Wei Zhao (https://andyweizhao.github.io/) is a Lecturer in Computing Science. His research interests include evaluation of NLP systems, NLP for cross-temporal research, and more recently, NLP for science. His recent work has been honored with the NAACL outstanding paper award. He is leading two workshops on “LLMs for Cross-Temporal Research” at COLM 2025 and “Towards Human-LLM Collaboration for Ethical and Responsible Science Production” at AACL 2025.
Post-docs
Dave Howcroft (https://www.davehowcroft.com/) is an Advanced Research Fellow in Computing Science and has been researching Natural Language Generation (NLG) for more than a decade. They are on the board of the ACL SIG for Natural Language Generation (SIGGEN) and have given invited talks in the US, the UK, and Germany. Their research interests include machine learning for controllable text generation, linguistic complexity, and experimental design & analysis, especially for human evaluations of NLG systems
PhD Students
Jawwad Baig is a part-time CS PhD student who is developing apps which monitor driving behaviour in UK drivers, and give feedback encouraging safer driving.

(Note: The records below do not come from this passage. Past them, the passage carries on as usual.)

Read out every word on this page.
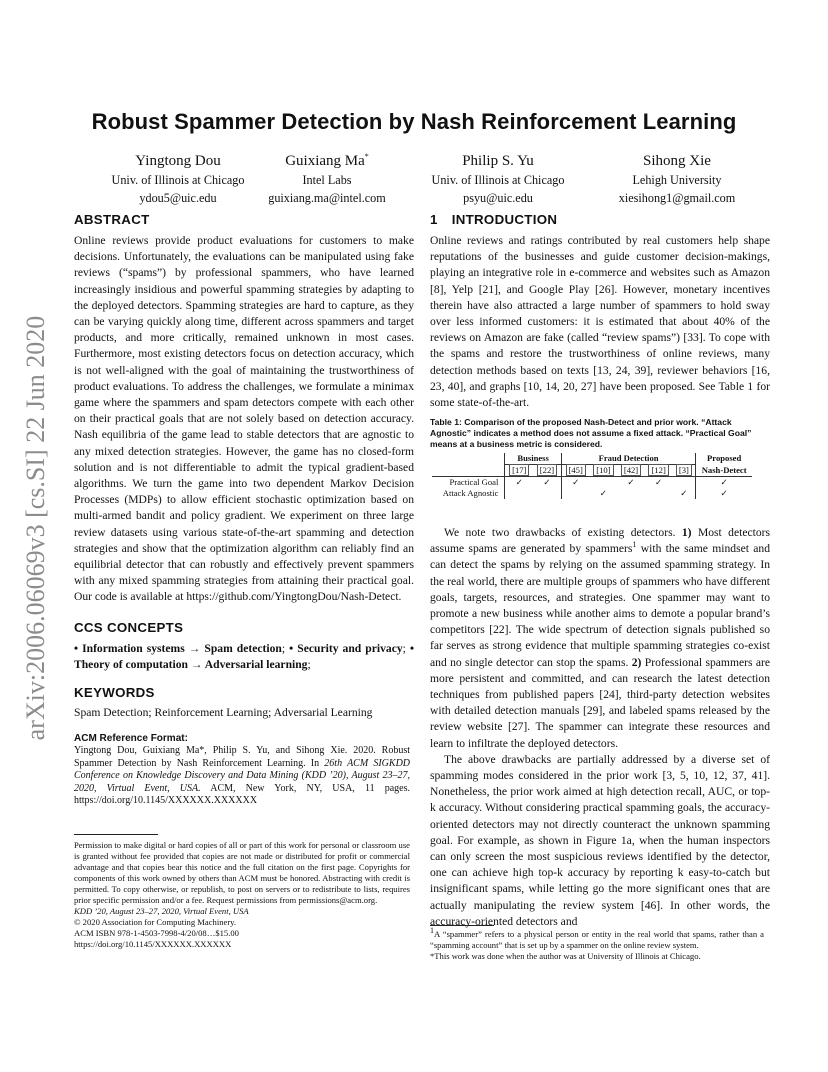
arXiv:2006.06069v3 [cs.SI] 22 Jun 2020
Robust Spammer Detection by Nash Reinforcement Learning
Yingtong Dou
Univ. of Illinois at Chicago
ydou5@uic.edu
Guixiang Ma*
Intel Labs
guixiang.ma@intel.com
Philip S. Yu
Univ. of Illinois at Chicago
psyu@uic.edu
Sihong Xie
Lehigh University
xiesihong1@gmail.com
ABSTRACT
Online reviews provide product evaluations for customers to make decisions. Unfortunately, the evaluations can be manipulated using fake reviews (“spams”) by professional spammers, who have learned increasingly insidious and powerful spamming strategies by adapting to the deployed detectors. Spamming strategies are hard to capture, as they can be varying quickly along time, different across spammers and target products, and more critically, remained unknown in most cases. Furthermore, most existing detectors focus on detection accuracy, which is not well-aligned with the goal of maintaining the trustworthiness of product evaluations. To address the challenges, we formulate a minimax game where the spammers and spam detectors compete with each other on their practical goals that are not solely based on detection accuracy. Nash equilibria of the game lead to stable detectors that are agnostic to any mixed detection strategies. However, the game has no closed-form solution and is not differentiable to admit the typical gradient-based algorithms. We turn the game into two dependent Markov Decision Processes (MDPs) to allow efficient stochastic optimization based on multi-armed bandit and policy gradient. We experiment on three large review datasets using various state-of-the-art spamming and detection strategies and show that the optimization algorithm can reliably find an equilibrial detector that can robustly and effectively prevent spammers with any mixed spamming strategies from attaining their practical goal. Our code is available at https://github.com/YingtongDou/Nash-Detect.
CCS CONCEPTS
• Information systems → Spam detection; • Security and privacy; • Theory of computation → Adversarial learning;
KEYWORDS
Spam Detection; Reinforcement Learning; Adversarial Learning
ACM Reference Format:
Yingtong Dou, Guixiang Ma*, Philip S. Yu, and Sihong Xie. 2020. Robust Spammer Detection by Nash Reinforcement Learning. In 26th ACM SIGKDD Conference on Knowledge Discovery and Data Mining (KDD ’20), August 23–27, 2020, Virtual Event, USA. ACM, New York, NY, USA, 11 pages. https://doi.org/10.1145/XXXXXX.XXXXXX
Permission to make digital or hard copies of all or part of this work for personal or classroom use is granted without fee provided that copies are not made or distributed for profit or commercial advantage and that copies bear this notice and the full citation on the first page. Copyrights for components of this work owned by others than ACM must be honored. Abstracting with credit is permitted. To copy otherwise, or republish, to post on servers or to redistribute to lists, requires prior specific permission and/or a fee. Request permissions from permissions@acm.org.
KDD ’20, August 23–27, 2020, Virtual Event, USA
© 2020 Association for Computing Machinery.
ACM ISBN 978-1-4503-7998-4/20/08…$15.00
https://doi.org/10.1145/XXXXXX.XXXXXX
1 INTRODUCTION
Online reviews and ratings contributed by real customers help shape reputations of the businesses and guide customer decision-makings, playing an integrative role in e-commerce and websites such as Amazon [8], Yelp [21], and Google Play [26]. However, monetary incentives therein have also attracted a large number of spammers to hold sway over less informed customers: it is estimated that about 40% of the reviews on Amazon are fake (called “review spams”) [33]. To cope with the spams and restore the trustworthiness of online reviews, many detection methods based on texts [13, 24, 39], reviewer behaviors [16, 23, 40], and graphs [10, 14, 20, 27] have been proposed. See Table 1 for some state-of-the-art.
Table 1: Comparison of the proposed Nash-Detect and prior work. “Attack Agnostic” indicates a method does not assume a fixed attack. “Practical Goal” means at a business metric is considered.
	Business		Fraud Detection					Proposed
	[17]	[22]	[45]	[10]	[42]	[12]	[3]	Nash-Detect
Practical Goal	✓	✓	✓		✓	✓		✓
Attack Agnostic				✓			✓	✓

We note two drawbacks of existing detectors. 1) Most detectors assume spams are generated by spammers$^1$ with the same mindset and can detect the spams by relying on the assumed spamming strategy. In the real world, there are multiple groups of spammers who have different goals, targets, resources, and strategies. One spammer may want to promote a new business while another aims to demote a popular brand’s competitors [22]. The wide spectrum of detection signals published so far serves as strong evidence that multiple spamming strategies co-exist and no single detector can stop the spams. 2) Professional spammers are more persistent and committed, and can research the latest detection techniques from published papers [24], third-party detection websites with detailed detection manuals [29], and labeled spams released by the review website [27]. The spammer can integrate these resources and learn to infiltrate the deployed detectors.

The above drawbacks are partially addressed by a diverse set of spamming modes considered in the prior work [3, 5, 10, 12, 37, 41]. Nonetheless, the prior work aimed at high detection recall, AUC, or top-k accuracy. Without considering practical spamming goals, the accuracy-oriented detectors may not directly counteract the unknown spamming goal. For example, as shown in Figure 1a, when the human inspectors can only screen the most suspicious reviews identified by the detector, one can achieve high top-k accuracy by reporting k easy-to-catch but insignificant spams, while letting go the more significant ones that are actually manipulating the review system [46]. In other words, the accuracy-oriented detectors and

1A “spammer” refers to a physical person or entity in the real world that spams, rather than a “spamming account” that is set up by a spammer on the online review system.
*This work was done when the author was at University of Illinois at Chicago.
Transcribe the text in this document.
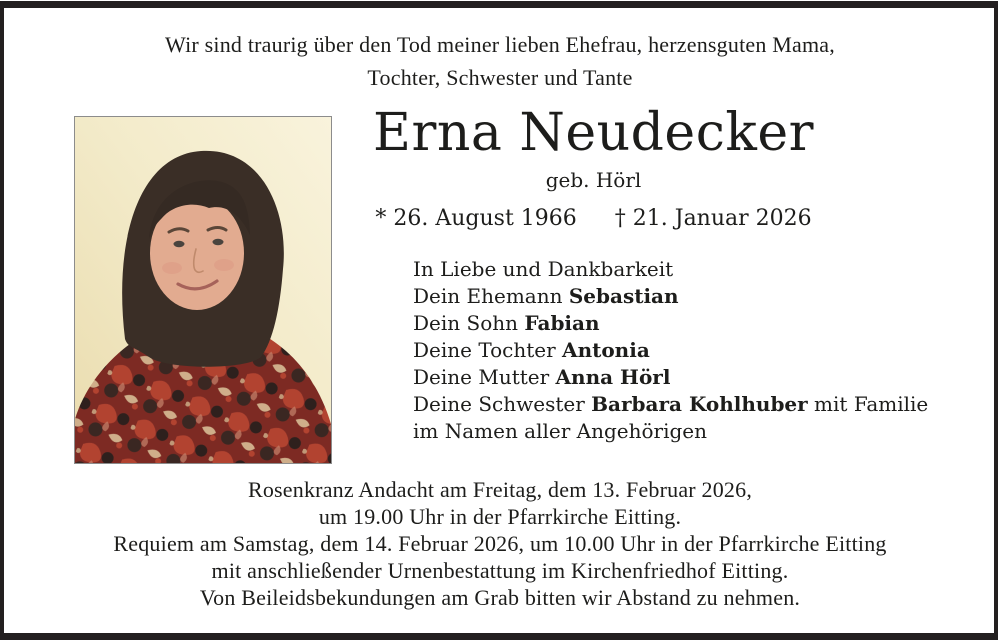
Wir sind traurig über den Tod meiner lieben Ehefrau, herzensguten Mama,
Tochter, Schwester und Tante
Erna Neudecker
geb. Hörl
* 26. August 1966 † 21. Januar 2026
In Liebe und Dankbarkeit
Dein Ehemann Sebastian
Dein Sohn Fabian
Deine Tochter Antonia
Deine Mutter Anna Hörl
Deine Schwester Barbara Kohlhuber mit Familie
im Namen aller Angehörigen
Rosenkranz Andacht am Freitag, dem 13. Februar 2026,
um 19.00 Uhr in der Pfarrkirche Eitting.
Requiem am Samstag, dem 14. Februar 2026, um 10.00 Uhr in der Pfarrkirche Eitting
mit anschließender Urnenbestattung im Kirchenfriedhof Eitting.
Von Beileidsbekundungen am Grab bitten wir Abstand zu nehmen.
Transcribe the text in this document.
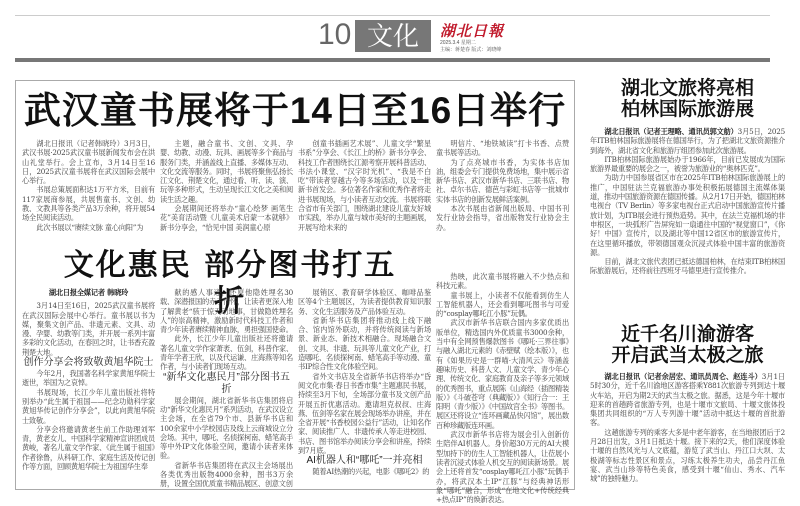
10 文化	湖北日報
2025.3.4 星期二
主编：蒋楚春 版式：刘晓峰
武汉童书展将于14日至16日举行

湖北日报讯（记者韩晓玲）3月3日，武汉书展·2025武汉童书展新闻发布会在洪山礼堂举行。会上宣布，3月14日至16日，2025武汉童书展将在武汉国际会展中心举行。

书展总策展面积达1万平方米，目前有117家展商参展，共展售童书、文创、幼教、文教具等各类产品3万余种，将开展54场全民阅读活动。

此次书展以“赓续文脉 童心向阳”为

主题，融合童书、文创、文具、孕婴、幼教、动漫、玩具、画展等多个商品与服务门类，并涵盖线上直播、多媒体互动、文化交流等服务。同时，书展将聚焦弘扬长江文化、荆楚文化，通过看、听、读、演、玩等多种形式，生动呈现长江文化之美和阅读生活之趣。

会展期间还将举办“童心绘梦 画笔生花”美育活动暨《儿童美术启蒙一本就够》新书分享会，“恰见中国 美润童心原

创童书插画艺术展”、儿童文学“繁星书系”分享会、《长江上的桥》新书分享会、科技工作者围绕长江源考察开展科普活动、书法小课堂、“汉字时光机”、“我是不白吃”带读者穿越古今等多场活动，以及一批新书首发会。多位著名作家和优秀作者将走进书展现场，与小读者互动交流。书展将联合省市有关部门，围绕湖北建设儿童友好城市实践，举办儿童与城市美好的主题画展，开展写给未来的

明信片、“地铁城读”打卡书香、点赞童书展等活动。

为了点亮城市书香，为实体书店加油，组委会专门提供免费场地，集中展示省新华书店、武汉市新华书店、三联书店、物社、卓尔书店、德芭与彩虹书店等一批城市实体书店的创新发展鲜活案例。

本次书展由省新闻出版局、中国书刊发行业协会指导，省出版物发行业协会主办。

文化惠民 部分图书打五折

湖北日报全媒记者 韩晓玲

3月14日至16日，2025武汉童书展将在武汉国际会展中心举行。童书展以书为媒，聚集文创产品、非遗元素、文具、动漫、孕婴、幼教等门类，并开展一系列丰富多彩的文化活动，在春回之时，让书香充盈荆楚大地。

创作分享会将致敬黄旭华院士

今年2月，我国著名科学家黄旭华院士逝世，举国为之哀悼。

书展现场，长江少年儿童出版社将特别举办“此生属于祖国——纪念功勋科学家黄旭华传记创作分享会”，以此向黄旭华院士致敬。

分享会将邀请黄老生前工作助理刘军青，黄老女儿、中国科学家精神宣讲团成员黄峻，著名儿童文学作家、《此生属于祖国》作者徐鲁，从科研工作、家庭生活及传记创作等方面，回顾黄旭华院士为祖国华生奉

献的感人事迹，还原他隐姓埋名30载、深潜报国的赤子情怀，让读者更深入地了解黄老“骇于惊天动地事，甘做隐姓埋名人”的崇高精神，激励新时代科技工作者和青少年读者赓续精神血脉，勇担强国使命。

此外，长江少年儿童出版社还将邀请著名儿童文学作家萧袤、伍剑，科普作家、青年学者王欣，以及代运谦、庄海燕等知名作者，与小读者们现场互动。

“新华文化惠民月”部分图书五折

展会期间，湖北省新华书店集团将启动“新华文化惠民月”系列活动，在武汉设立主会场，在全省79个市、县新华书店和100余家中小学校园店及线上云商城设立分会场。其中，哪吒、名侦探柯南、蜡笔高手等中外IP文化体验空间，邀请小读者来体验。

省新华书店集团将在武汉主会场展出各类优秀出版物4000余种，图书3万余册，设置全国优质童书精品展区、创意文创

展销区、教育研学体验区、咖啡品鉴区等4个主题展区，为读者提供教育知识服务、文化生活服务及产品体验互动。

省新华书店集团将推动线上线下融合、馆内馆外联动，并将传统阅读与新场景、新业态、新技术相融合。现场融合文创、文具、非遗、玩具等儿童文化产业，打造哪吒、名侦探柯南、蜡笔高手等动漫、童书IP综合性文化体验空间。

省外文书店及全省新华书店将举办“昏阅文化市集·春日书香市集”主题惠民书展，持续至3月下旬，全场部分童书及文创产品开展五折优惠活动。邀请坦克叔叔、庄海燕、伍剑等名家在展会现场举办讲座，并在全省开展“书香校园公益行”活动，让知名作家、阅读推广人、非遗传承人等走进校园、书店、图书馆举办阅读分享会和讲座，持续到7月底。

AI机器人和“哪吒”一并亮相

随着AI热潮的兴起，电影《哪吒2》的

热映，此次童书展将融入不少热点和科技元素。

童书展上，小读者不仅能看到仿生人工智能机器人，还会看到哪吒图书与可爱的“cosplay哪吒江小豚”玩偶。

武汉市新华书店联合国内多家优质出版单位，精选国内外优质童书3000余种，当中有全网预售爆款图书《哪吒·三界往事》与融入湖北元素的《赤壁赋（绘本版）》，也有《如果历史是一群喵·大清风云》等涵盖趣味历史、科普人文、儿童文学、青少年心理、传统文化、家庭教育及亲子等多元领域的优秀图书，重点展陈《山海经（插图精装版）》《斗破苍穹（典藏版）》《知行合一：王阳明（青少版）》《中国故宫全书》等图书。展区还将设立“连环画藏品快闪馆”，展出数百种珍藏版连环画。

武汉市新华书店将为展会引入创新仿生陪伴AI机器人。身价超30万元的AI大模型加持下的仿生人工智能机器人，让莅展小读者沉浸式体验人机交互的阅读新场景。展会上还将首发“cosplay哪吒江小豚”玩偶手办，将武汉本土IP“江豚”与经典神话形象“哪吒”融合，形成“在地文化+传统经典+热点IP”的焕新表达。

湖北文旅将亮相
柏林国际旅游展

湖北日报讯（记者王理略、通讯员郭文舫）3月5日，2025年ITB柏林国际旅游展将在德国举行，为了把湖北文旅资源推介到海外，湖北省文化和旅游厅组团参加此次旅游展。

ITB柏林国际旅游展始办于1966年，目前已发展成为国际旅游界最重要的展会之一，被誉为旅游业的“奥林匹克”。

为助力中国参展省区市在2025年ITB柏林国际旅游展上的推广，中国驻法兰克福旅游办事处积极拓展德国主流媒体渠道，推动中国旅游资源在德国传播。从2月17日开始，德国柏林电视台（TV Berlin）等多家电视台正式启动中国旅游宣传片播放计划，为ITB展会进行预热造势。其中，在法兰克福机场的非申根区，一块弧形广告屏宛如一扇通往中国的“视觉窗口”，《你好！中国》宣传片，以及湖北等中国12省区市的旅游宣传片，在这里循环播放，带领德国观众沉浸式体验中国丰富的旅游资源。

目前，湖北文旅代表团已抵达德国柏林，在结束ITB柏林国际旅游展后，还将前往西班牙马德里进行宣传推介。

近千名川渝游客
开启武当太极之旅

湖北日报讯（记者余居宏、通讯员周仑、赵连斗）3月1日5时30分，近千名川渝地区游客搭乘Y881次旅游专列到达十堰火车站，开启为期2天的武当太极之旅。据悉，这是今年十堰市迎来的首趟跨省旅游专列，也是十堰市文旅局、十堰文旅体投集团共同组织的“万人专列游十堰”活动中抵达十堰的首批游客。

这趟旅游专列的乘客大多是中老年游客，在当地报团后于2月28日出发，3月1日抵达十堰。接下来的2天，他们深度体验十堰的自然风光与人文底蕴，游览了武当山、丹江口大坝、太极湖等标志性景区和景点，习练太极养生功夫，品尝丹江鱼宴、武当山珍等特色美食，感受到十堰“仙山、秀水、汽车城”的独特魅力。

Giulia Pucci is a PhD student in CS. Her research mainly concerns the study of Language Models’ generation abilities, and how they reflect human linguistic behaviour.
Adarsa Sivaprasad is a CS PhD student. She focuses on developing explainable AI tools to support patients who use risk assessment models.
Mengxuan (Summer) Sun is a PhD student (joint Computing Science and Medicine) who specializes in the application of Natural Language Generation (NLG) to support patient care in oncology.
Barkavi Sundararajan is a CS PhD student who is exploring the impact of different input representations on the performance of LLMs in data-to-text tasks.
Iniakpokeikiye Thompson is a CS PhD student who is exploring apps that can be used in Nigeria to monitor driving behaviour and encourage safer driving.
Yujun Wang will join us as a CS PhD student in October 2025. She will work on NLP for cross-temporal research, such as temporal biases in LLMs, with applications in AI and humanities.